Error Handling
How the Templated API reports errors and how to handle them.
Error Handling
The Templated API uses standard HTTP status codes and returns JSON error responses with descriptive messages.
Error response format
All error responses follow this structure:
{
"error": "A human-readable description of what went wrong"

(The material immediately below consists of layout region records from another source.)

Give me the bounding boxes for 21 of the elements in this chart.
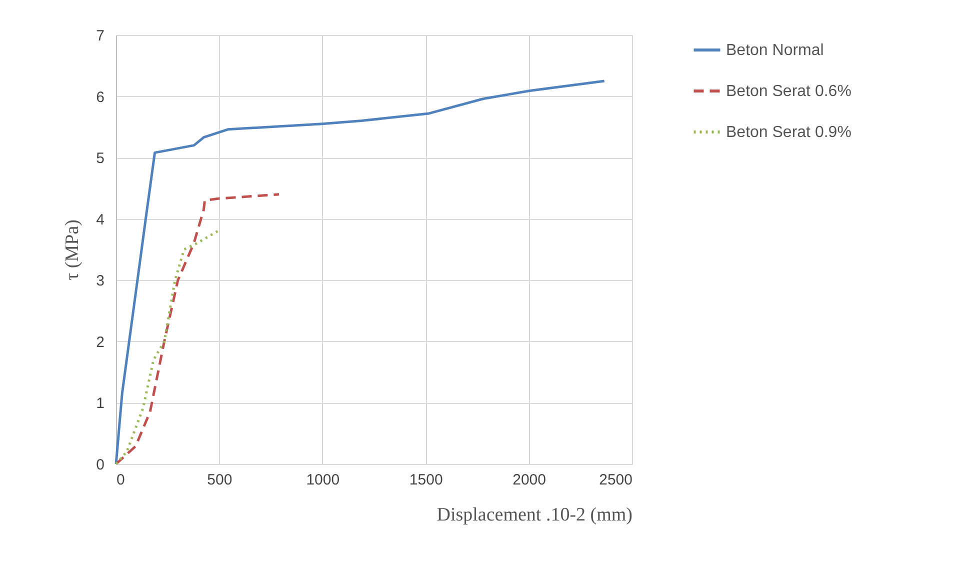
legend-label: Beton Normal — [726, 42, 824, 59]
y-axis-title: τ (MPa) — [62, 220, 84, 280]
y-tick-label: 5 — [96, 150, 104, 168]
legend-label: Beton Serat 0.6% — [726, 83, 852, 100]
y-tick-label: 2 — [96, 334, 104, 351]
y-tick-label: 6 — [96, 88, 104, 106]
y-tick-label: 1 — [96, 395, 104, 412]
line-series — [114, 193, 280, 466]
y-tick-label: 7 — [96, 28, 104, 44]
y-tick-label: 4 — [96, 211, 104, 228]
x-tick-label: 1000 — [306, 472, 340, 488]
line-series — [114, 80, 606, 466]
x-tick-label: 1500 — [409, 472, 443, 488]
y-tick-label: 3 — [96, 272, 104, 290]
legend-label: Beton Serat 0.9% — [726, 124, 852, 141]
x-tick-label: 2500 — [599, 472, 632, 488]
x-tick-label: 2000 — [512, 472, 546, 488]
x-tick-label: 500 — [207, 472, 232, 488]
y-tick-label: 0 — [96, 456, 104, 474]
x-tick-label: 0 — [116, 472, 125, 488]
x-axis-title: Displacement .10-2 (mm) — [436, 504, 632, 526]
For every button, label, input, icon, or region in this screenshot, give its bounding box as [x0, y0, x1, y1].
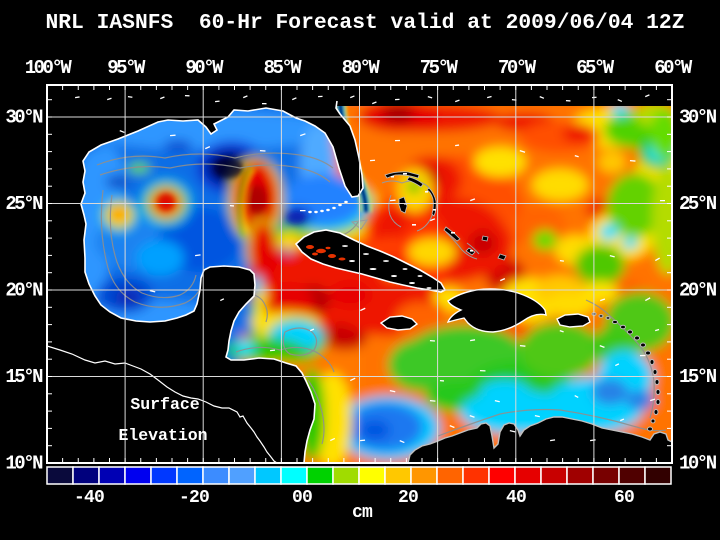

}Some endpoints include additional fields:
{
"error": "Validation failed",
"details": {
"name": "Name is required",
"email": "Invalid email format"
}
}Status codes
Client errors (4xx)
| Code | Name | Description |
|---|---|---|
400 | Bad Request | The request body is malformed or missing required fields |
401 | Unauthorized | No valid session — sign in first |
403 | Forbidden | You don't have permission for this action |
404 | Not Found | The resource doesn't exist or you can't access it |
409 | Conflict | The request conflicts with existing state (e.g., duplicate email) |
422 | Unprocessable Entity | The request is well-formed but semantically invalid |
429 | Too Many Requests | Rate limit exceeded — see Rate Limits |
Server errors (5xx)
| Code | Name | Description |
|---|---|---|
500 | Internal Server Error | Something went wrong on our end |
503 | Service Unavailable | The service is temporarily down for maintenance |
Common error scenarios
Missing authentication
GET /api/accounts/my-company/templates
# No session cookie
HTTP/1.1 401 Unauthorized
{
"error": "Not authenticated"
}Fix: Sign in to obtain a session cookie.
Insufficient permissions
DELETE /api/accounts/my-company/members/member123
# Authenticated as a Member (not Admin/Owner)
HTTP/1.1 403 Forbidden
{
"error": "Insufficient permissions"
}Fix: This action requires Admin or Owner role.
Resource not found
GET /api/accounts/my-company/templates/nonexistent-id
HTTP/1.1 404 Not Found
{
"error": "Template not found"
}Fix: Verify the resource ID exists and you have access to the account.
Validation errors
POST /api/accounts/my-company/templates
Content-Type: application/json
{ "name": "" }
HTTP/1.1 400 Bad Request
{
"error": "Name is required"
}Fix: Check the request body against the endpoint's required fields.
Best practices
- Always check status codes — Don't assume success. Check
response.okor the status code. - Parse error messages — The
errorfield contains actionable information. - Handle 401 globally — Redirect to sign-in when you receive a 401.
- Log 5xx errors — Server errors are our problem, but logging helps you track impact.
- Retry on 503 — Service unavailable is temporary. Retry with exponential backoff.